Friday, March 6, 2015

Microsoft Vulnerabilities......

Microsoft on Thursday confirmed that Windows was vulnerable to FREAK attacks, and researchers changed their tune, saying Internet Explorer (IE) users were at risk.
"Microsoft is aware of a security feature bypass vulnerability in Secure Channel (Schannel) that affects all supported releases of Microsoft Windows," Microsoft said in the advisory. "Our investigation has verified that the vulnerability could allow an attacker to force the downgrading of the cipher suites used in an SSL/TLS connection on a Windows client system."
Schannel is a set of Windows protocols that, among other things, accesses the OS's cryptographic features to encrypt traffic between browsers and website servers using SSL (Secure Sockets Layer) and its successor, TLS (Transport Layer Security).
FREAK, on the other hand, is the label for the flaw that researchers from INRIA, a French research institute, and Microsoft disclosed Tuesday. The bug could allow attackers to silently force a browser-server connection to fall back to long-discarded encryption standards, those guarded by keys relatively easy to crack with off-the-shelf software and computing power purchased from cloud services like Amazon's EC2.
The most likely assault would be through a classic "man-in-the-middle" (MITM) attack, where criminals interpose themselves between users and servers on an insecure Wi-Fi network, like those at coffee shops and airports.

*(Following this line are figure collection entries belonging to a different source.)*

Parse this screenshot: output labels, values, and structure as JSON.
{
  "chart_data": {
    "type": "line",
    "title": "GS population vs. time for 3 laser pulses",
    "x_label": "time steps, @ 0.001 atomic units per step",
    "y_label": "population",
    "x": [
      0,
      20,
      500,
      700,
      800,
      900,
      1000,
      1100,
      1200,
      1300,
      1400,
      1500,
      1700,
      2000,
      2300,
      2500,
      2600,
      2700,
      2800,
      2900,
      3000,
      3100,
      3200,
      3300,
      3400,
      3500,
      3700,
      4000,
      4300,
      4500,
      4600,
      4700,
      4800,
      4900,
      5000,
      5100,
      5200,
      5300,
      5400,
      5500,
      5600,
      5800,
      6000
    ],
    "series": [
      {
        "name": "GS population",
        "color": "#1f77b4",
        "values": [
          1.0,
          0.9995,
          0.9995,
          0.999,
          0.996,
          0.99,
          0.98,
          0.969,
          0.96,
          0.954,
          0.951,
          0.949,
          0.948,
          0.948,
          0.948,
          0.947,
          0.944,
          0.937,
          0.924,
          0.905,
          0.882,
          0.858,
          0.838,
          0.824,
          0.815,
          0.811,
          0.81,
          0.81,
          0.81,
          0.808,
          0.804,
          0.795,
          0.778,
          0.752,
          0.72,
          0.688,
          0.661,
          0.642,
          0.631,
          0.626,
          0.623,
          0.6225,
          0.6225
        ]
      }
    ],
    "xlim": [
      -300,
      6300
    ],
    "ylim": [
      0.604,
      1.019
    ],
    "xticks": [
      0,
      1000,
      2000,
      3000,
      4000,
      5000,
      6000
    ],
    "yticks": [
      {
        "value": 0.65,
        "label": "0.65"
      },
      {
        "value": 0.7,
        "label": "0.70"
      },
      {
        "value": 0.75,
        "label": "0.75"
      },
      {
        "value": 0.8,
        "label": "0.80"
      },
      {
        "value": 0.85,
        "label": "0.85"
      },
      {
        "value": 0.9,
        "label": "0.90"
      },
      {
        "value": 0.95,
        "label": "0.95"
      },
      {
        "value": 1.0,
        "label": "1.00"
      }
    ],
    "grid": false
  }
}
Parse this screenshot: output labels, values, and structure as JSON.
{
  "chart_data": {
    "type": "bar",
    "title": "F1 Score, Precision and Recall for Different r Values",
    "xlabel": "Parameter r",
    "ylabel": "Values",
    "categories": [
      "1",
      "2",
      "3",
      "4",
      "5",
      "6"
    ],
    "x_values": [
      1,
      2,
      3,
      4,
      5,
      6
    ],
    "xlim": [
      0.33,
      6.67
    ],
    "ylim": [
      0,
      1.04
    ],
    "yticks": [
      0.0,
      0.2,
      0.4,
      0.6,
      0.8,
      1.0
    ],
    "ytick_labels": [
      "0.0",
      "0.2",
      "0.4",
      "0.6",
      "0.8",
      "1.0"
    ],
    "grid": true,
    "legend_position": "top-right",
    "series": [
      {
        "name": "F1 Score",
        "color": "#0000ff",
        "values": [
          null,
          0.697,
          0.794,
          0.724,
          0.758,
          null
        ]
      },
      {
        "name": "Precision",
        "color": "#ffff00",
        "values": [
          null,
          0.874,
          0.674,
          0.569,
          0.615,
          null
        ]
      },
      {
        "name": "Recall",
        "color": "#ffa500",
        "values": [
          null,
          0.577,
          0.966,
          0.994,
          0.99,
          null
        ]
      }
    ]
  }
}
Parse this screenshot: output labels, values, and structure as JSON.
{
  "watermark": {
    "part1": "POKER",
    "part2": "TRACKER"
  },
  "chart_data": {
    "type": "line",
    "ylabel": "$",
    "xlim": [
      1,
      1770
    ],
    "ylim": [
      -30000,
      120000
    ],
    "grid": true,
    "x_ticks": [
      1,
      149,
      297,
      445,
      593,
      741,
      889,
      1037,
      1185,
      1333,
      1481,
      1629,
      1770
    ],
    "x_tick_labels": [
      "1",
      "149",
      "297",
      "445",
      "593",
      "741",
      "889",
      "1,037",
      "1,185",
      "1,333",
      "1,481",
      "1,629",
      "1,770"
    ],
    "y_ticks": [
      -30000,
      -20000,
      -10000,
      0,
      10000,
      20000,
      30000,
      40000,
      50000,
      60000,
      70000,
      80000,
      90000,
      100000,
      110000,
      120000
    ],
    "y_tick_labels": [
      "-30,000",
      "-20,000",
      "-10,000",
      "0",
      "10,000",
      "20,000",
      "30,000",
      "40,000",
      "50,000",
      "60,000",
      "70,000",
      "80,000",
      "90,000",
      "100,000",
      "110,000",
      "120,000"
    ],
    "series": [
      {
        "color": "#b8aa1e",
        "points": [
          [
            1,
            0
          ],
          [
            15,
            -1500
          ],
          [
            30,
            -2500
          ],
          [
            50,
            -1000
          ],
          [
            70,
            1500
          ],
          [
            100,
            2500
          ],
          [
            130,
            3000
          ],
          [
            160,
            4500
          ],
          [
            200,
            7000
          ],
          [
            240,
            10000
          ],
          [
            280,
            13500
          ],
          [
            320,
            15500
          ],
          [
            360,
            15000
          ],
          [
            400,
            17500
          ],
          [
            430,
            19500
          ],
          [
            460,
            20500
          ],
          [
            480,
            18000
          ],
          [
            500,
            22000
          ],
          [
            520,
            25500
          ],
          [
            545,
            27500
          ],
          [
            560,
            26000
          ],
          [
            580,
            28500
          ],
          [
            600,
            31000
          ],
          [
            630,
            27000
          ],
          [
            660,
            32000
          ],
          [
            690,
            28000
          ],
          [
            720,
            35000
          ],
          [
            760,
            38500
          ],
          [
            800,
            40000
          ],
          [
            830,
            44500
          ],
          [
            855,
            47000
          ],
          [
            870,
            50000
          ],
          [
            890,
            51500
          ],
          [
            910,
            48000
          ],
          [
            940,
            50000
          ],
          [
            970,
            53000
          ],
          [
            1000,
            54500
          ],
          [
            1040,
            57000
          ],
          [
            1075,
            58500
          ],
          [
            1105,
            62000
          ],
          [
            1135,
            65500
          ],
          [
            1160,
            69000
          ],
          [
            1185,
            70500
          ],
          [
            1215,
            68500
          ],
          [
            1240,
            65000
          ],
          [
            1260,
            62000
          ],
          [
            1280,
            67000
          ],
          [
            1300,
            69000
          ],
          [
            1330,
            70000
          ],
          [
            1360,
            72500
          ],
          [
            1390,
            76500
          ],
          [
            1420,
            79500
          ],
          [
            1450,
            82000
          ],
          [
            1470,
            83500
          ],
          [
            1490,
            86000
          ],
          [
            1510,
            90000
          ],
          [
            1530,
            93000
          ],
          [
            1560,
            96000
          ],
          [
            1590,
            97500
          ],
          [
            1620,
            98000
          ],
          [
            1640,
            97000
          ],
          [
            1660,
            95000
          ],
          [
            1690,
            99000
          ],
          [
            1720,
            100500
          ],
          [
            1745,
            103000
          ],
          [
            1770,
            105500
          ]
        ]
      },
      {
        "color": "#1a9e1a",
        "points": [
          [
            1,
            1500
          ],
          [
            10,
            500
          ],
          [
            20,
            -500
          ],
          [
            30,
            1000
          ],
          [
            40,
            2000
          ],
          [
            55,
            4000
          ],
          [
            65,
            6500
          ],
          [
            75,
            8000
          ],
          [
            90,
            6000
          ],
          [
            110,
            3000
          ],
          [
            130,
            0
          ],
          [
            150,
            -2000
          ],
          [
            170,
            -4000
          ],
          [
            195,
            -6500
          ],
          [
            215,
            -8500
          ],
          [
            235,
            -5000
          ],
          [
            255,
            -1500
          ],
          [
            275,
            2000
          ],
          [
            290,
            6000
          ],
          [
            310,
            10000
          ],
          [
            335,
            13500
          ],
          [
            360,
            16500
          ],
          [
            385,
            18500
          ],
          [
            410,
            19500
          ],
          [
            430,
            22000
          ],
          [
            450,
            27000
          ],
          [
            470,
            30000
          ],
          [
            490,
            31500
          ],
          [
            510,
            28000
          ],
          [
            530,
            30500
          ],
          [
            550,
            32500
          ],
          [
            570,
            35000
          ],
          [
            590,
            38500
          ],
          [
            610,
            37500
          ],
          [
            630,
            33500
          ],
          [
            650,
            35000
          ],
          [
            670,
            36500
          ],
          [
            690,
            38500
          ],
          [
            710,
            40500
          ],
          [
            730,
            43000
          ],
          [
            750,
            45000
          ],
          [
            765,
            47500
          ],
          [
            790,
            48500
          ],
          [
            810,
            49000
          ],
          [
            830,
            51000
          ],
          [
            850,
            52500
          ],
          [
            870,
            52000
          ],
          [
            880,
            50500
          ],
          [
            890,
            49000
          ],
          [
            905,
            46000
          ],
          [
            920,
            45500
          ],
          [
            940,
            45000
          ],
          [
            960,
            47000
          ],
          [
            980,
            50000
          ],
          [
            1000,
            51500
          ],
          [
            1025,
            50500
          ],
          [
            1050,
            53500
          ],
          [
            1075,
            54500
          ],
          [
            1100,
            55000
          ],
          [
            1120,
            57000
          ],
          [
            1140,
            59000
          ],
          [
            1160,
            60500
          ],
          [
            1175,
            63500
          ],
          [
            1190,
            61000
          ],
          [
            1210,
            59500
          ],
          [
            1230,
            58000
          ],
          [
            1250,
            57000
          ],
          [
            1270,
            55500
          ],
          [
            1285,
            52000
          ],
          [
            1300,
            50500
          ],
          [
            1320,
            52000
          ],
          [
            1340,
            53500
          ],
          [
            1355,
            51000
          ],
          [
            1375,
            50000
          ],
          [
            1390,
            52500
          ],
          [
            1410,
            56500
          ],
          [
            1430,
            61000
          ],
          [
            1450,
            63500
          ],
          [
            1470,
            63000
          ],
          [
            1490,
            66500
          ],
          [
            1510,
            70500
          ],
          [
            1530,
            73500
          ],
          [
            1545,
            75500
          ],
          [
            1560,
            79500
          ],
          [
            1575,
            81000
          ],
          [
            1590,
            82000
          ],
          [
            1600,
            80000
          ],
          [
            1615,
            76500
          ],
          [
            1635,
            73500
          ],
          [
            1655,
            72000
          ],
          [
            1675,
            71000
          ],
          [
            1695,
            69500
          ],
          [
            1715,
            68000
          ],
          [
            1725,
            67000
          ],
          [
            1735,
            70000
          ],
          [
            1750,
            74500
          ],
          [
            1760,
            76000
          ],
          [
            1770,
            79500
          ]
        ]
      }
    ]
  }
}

Microsoft listed every still-supported version of Windows as affected by the bug. Although the advisory did not promise a patch, Microsoft almost certainly will. The next regularly scheduled Patch Tuesday is next week, March 10.
Because Windows harbors the bug, Microsoft's IE browser is also vulnerable to a FREAK attack. (IE relies on Windows' cryptography to implement SSL and TLS.)